Um Estado e uma sociedade civil fortes exigem um forte investimento na
educação e na aprendizagem, na informação e na comunicação, no conhecimento, na ciência e na tecnologia, na investigação e na criação cultural. A participação cidadã não é, portanto, uma concessão, ou um mal que não há escolha a não ser aceitar, mas uma condição dessa construção e, portanto, uma responsabilidade que o próprio Estado e a sociedade civil têm para consigo mesmos e para com os cidadãos em geral.
COACHING E APRENDIZAGEM
A noção de educação permaneceu fortemente atrelada à do sistema escolar.
"Política educacional" e "reforma da educação" geralmente se referem à política para o sistema escolar e para a reforma do sistema escolar (público).
No entanto, a educação não se limita ao sistema escolar. A Classificação
Internacional de Educação reconhece desde 1976 três tipos de educação: formal, não formal e informal. O formal corresponde àquele oferecido dentro do sistema escolar, que leva da pré-escola à universidade, tem reconhecimento e certificação oficiais; Não-formal inclui todas as atividades educacionais organizadas fora do sistema formal, com ou sem credenciamento de estudos, e que é oferecido por uma ampla variedade de instituições/organizações, para atender a necessidades e grupos específicos; Finalmente, sob a categoria de informais são agrupadas todas aquelas aprendizagens que são realizadas através da experiência diária e em contato com o meio ambiente (família, amigos, vizinhos, comunidade ou vizinhança, ambiente natural, trabalho, recreação, mídia, leitura e estudo autodirigido, etc).
No quadro da aprendizagem ao longo da vida, hoje assumida como paradigma e
princípio organizador dos sistemas educativos na sociedade do século XXI, e no quadro da promoção das TIC, as distinções entre estas três modalidades educativas tornam-se esbatidas, considerando a sua complementaridade e a necessidade de estabelecer pontes entre elas. A educação não formal e informal adquire cada vez mais visibilidade e importância, e nota-se que a aprendizagem informal é a que apresenta maior volume e incidência, pois é a que acompanha as pessoas ao longo de suas vidas. (Delors, 1996; Comissão das Comunidades Europeias 2000).

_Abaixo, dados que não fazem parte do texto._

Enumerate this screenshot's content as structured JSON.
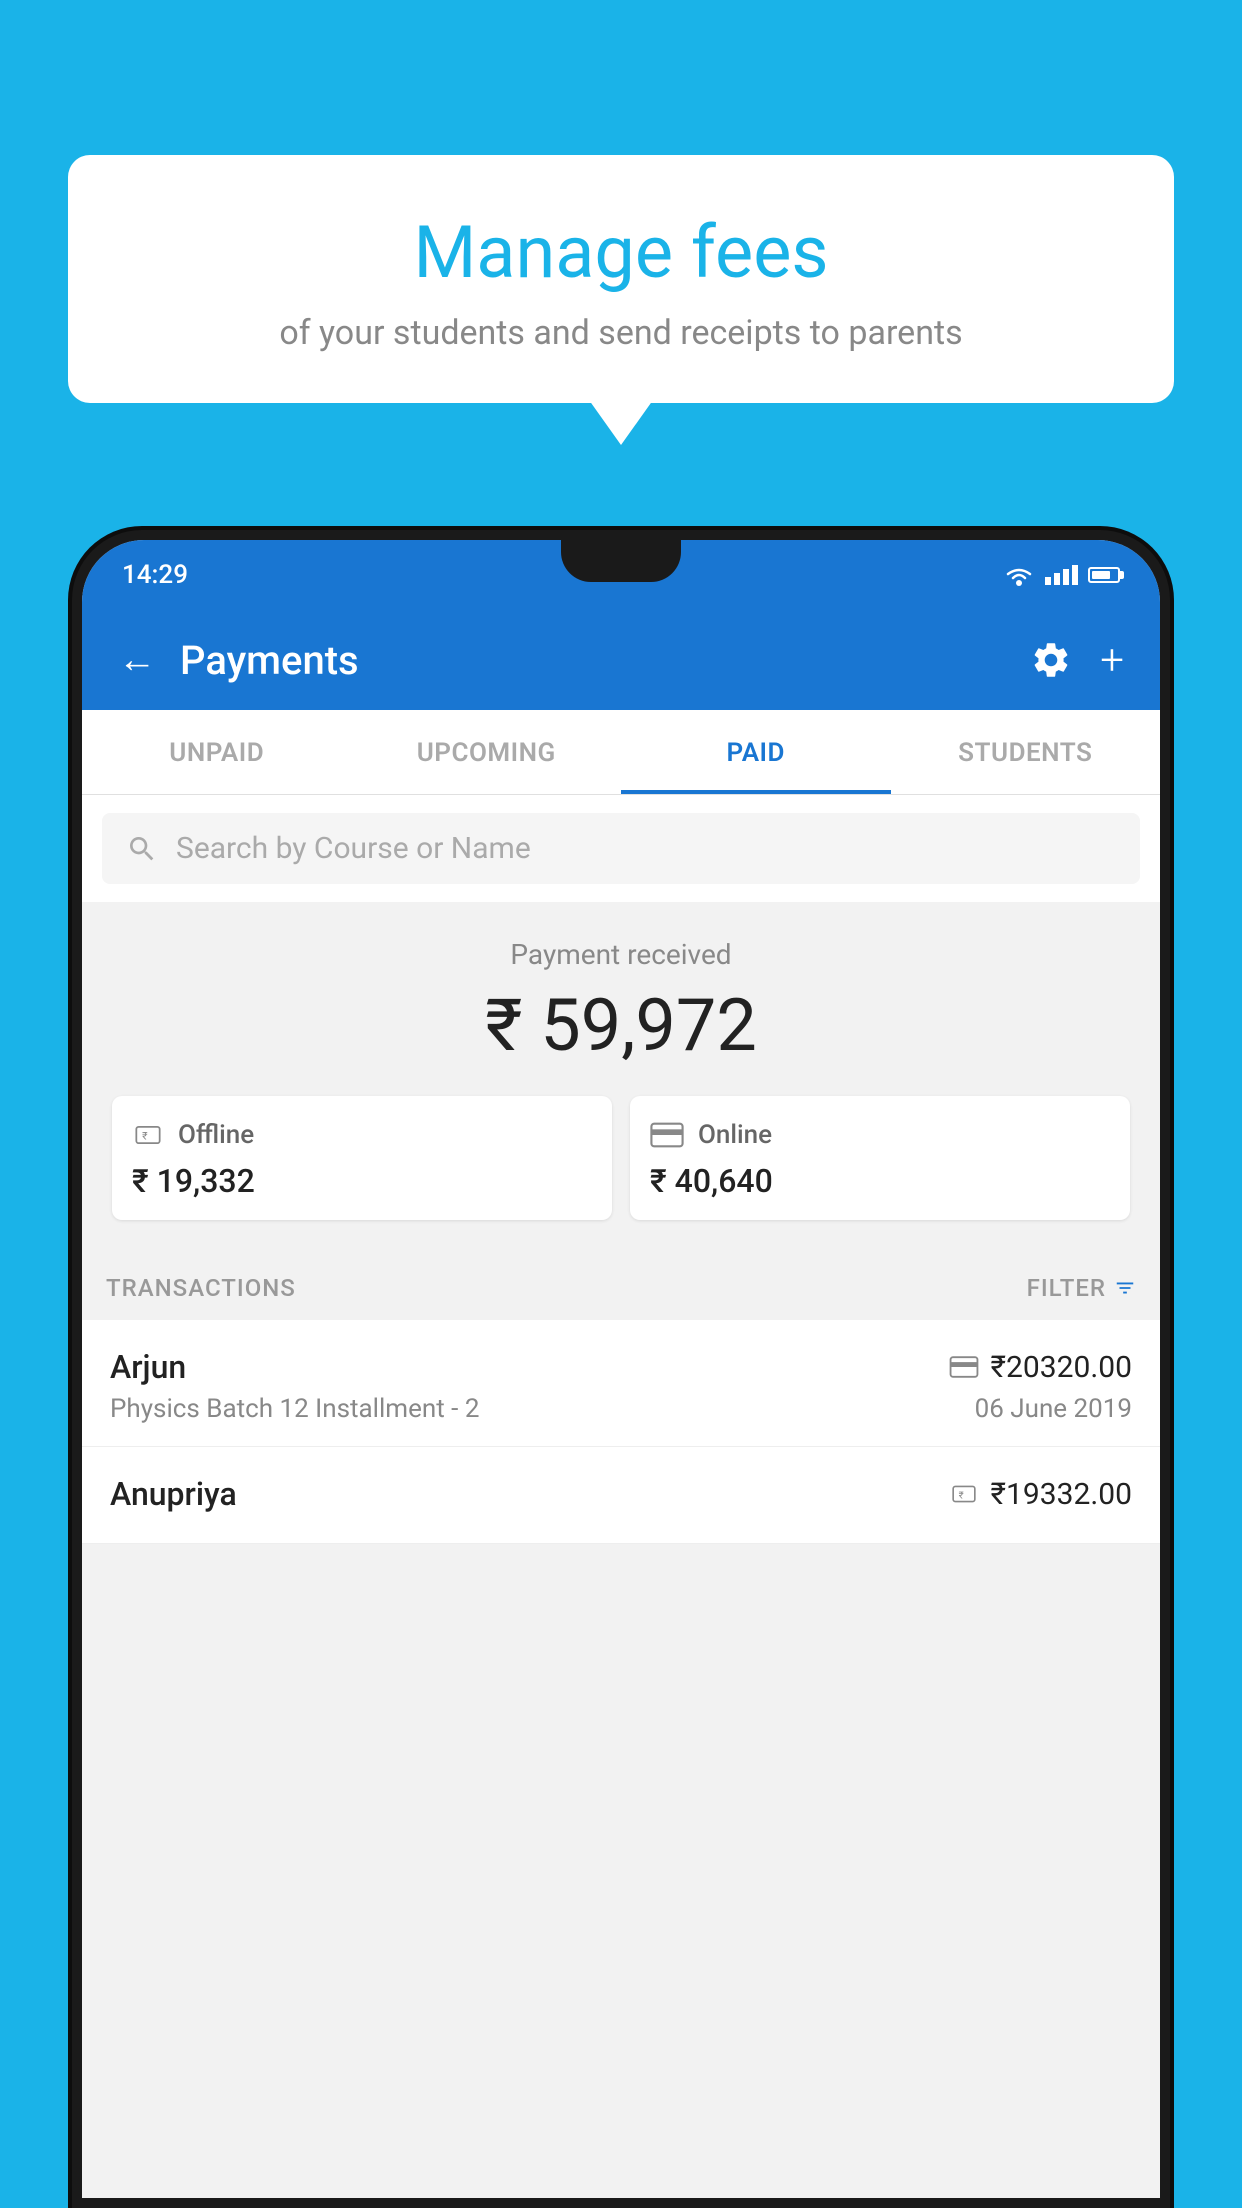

Passamos também de uma ênfase na quantidade para uma ênfase na qualidade,
entendendo que um não pode ficar sem o outro, e de uma ênfase na educação para uma ênfase na aprendizagem, entendendo que o que importa não é que ela seja ensinada, mas que esse ensino se traduza em aprendizagem efetiva. A partir da aprendizagem ao longo da vida (Relatório Faure 1973) estamos assim a avançar para a aprendizagem ao longo da vida (Relatório Delors 1996; Memorando sobre a Aprendizagem ao Longo da Vida 2000), e da sociedade educativa à sociedade cognitiva.

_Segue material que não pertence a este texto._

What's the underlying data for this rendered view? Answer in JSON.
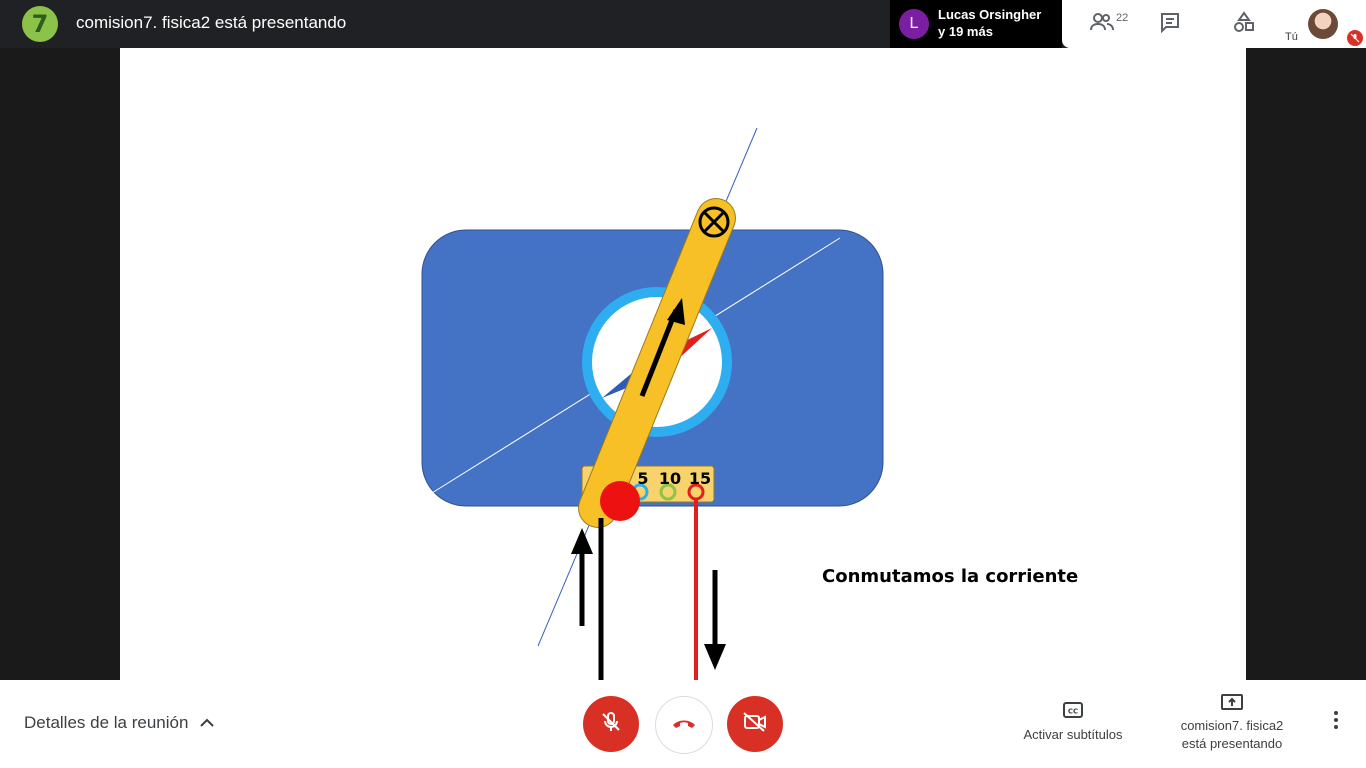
{
  "header": {
    "logo_text": "7",
    "title": "comision7. fisica2 está presentando",
    "participants": {
      "avatar_letter": "L",
      "line1": "Lucas Orsingher",
      "line2": "y 19 más"
    },
    "people_count": "22",
    "self_label": "Tú"
  },
  "icons": {
    "people": "people-icon",
    "chat": "chat-icon",
    "activities": "activities-icon",
    "mic_off": "mic-off-icon",
    "hangup": "hangup-icon",
    "camera_off": "camera-off-icon",
    "captions": "closed-captions-icon",
    "present": "present-screen-icon",
    "more": "more-vert-icon",
    "chevron": "chevron-up-icon"
  },
  "slide": {
    "caption": "Conmutamos la corriente",
    "scale_labels": [
      "5",
      "10",
      "15"
    ]
  },
  "controls": {
    "details": "Detalles de la reunión",
    "captions": "Activar subtítulos",
    "presenting_line1": "comision7. fisica2",
    "presenting_line2": "está presentando"
  },
  "colors": {
    "danger": "#d93025",
    "panel_blue": "#4472c4",
    "compass_ring": "#2eaef0",
    "needle_gold": "#f6c026"
  }
}
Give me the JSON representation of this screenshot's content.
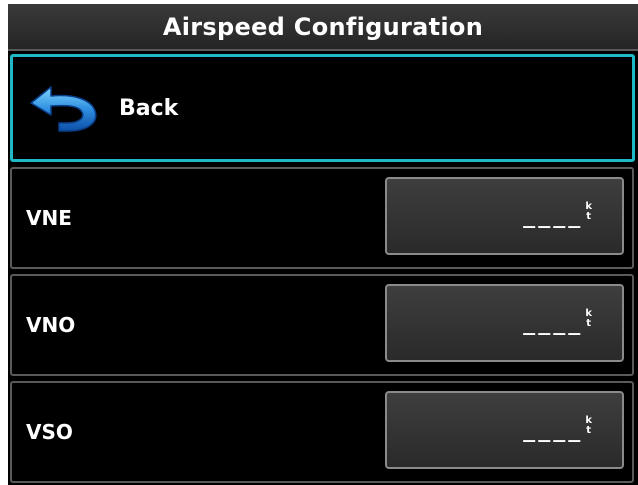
{
  "header": {
    "title": "Airspeed Configuration"
  },
  "back": {
    "label": "Back",
    "icon": "back-arrow-icon",
    "accent_color": "#1fb8c4"
  },
  "rows": [
    {
      "label": "VNE",
      "value": "____",
      "unit_top": "k",
      "unit_bottom": "t"
    },
    {
      "label": "VNO",
      "value": "____",
      "unit_top": "k",
      "unit_bottom": "t"
    },
    {
      "label": "VSO",
      "value": "____",
      "unit_top": "k",
      "unit_bottom": "t"
    }
  ]
}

Caminhar para uma sociedade da aprendizagem e do conhecimento implica,
portanto, não só expandir e transformar o sistema escolar, mas também expandir e fortalecer as oportunidades de aprendizagem fora dele, garantindo a complementaridade e a sinergia dos vários sistemas de educação e aprendizagem. A política educacional, portanto, vai além da política escolar e a participação cidadã na educação não é mais entendida exclusivamente como participação em torno da instituição, do sistema e da reforma escolar.
Várias das experiências aqui incluídas situam-se fora do sistema escolar ou
articulam-se a ele a partir de espaços tradicionalmente considerados "extracurriculares" por referência à escola, mas que hoje adquirem status e valor próprios como espaços de educação e aprendizagem. Algumas delas têm a ver não só com a comunidade escolar, mas com a comunidade educativa em geral a nível local, nacional e internacional.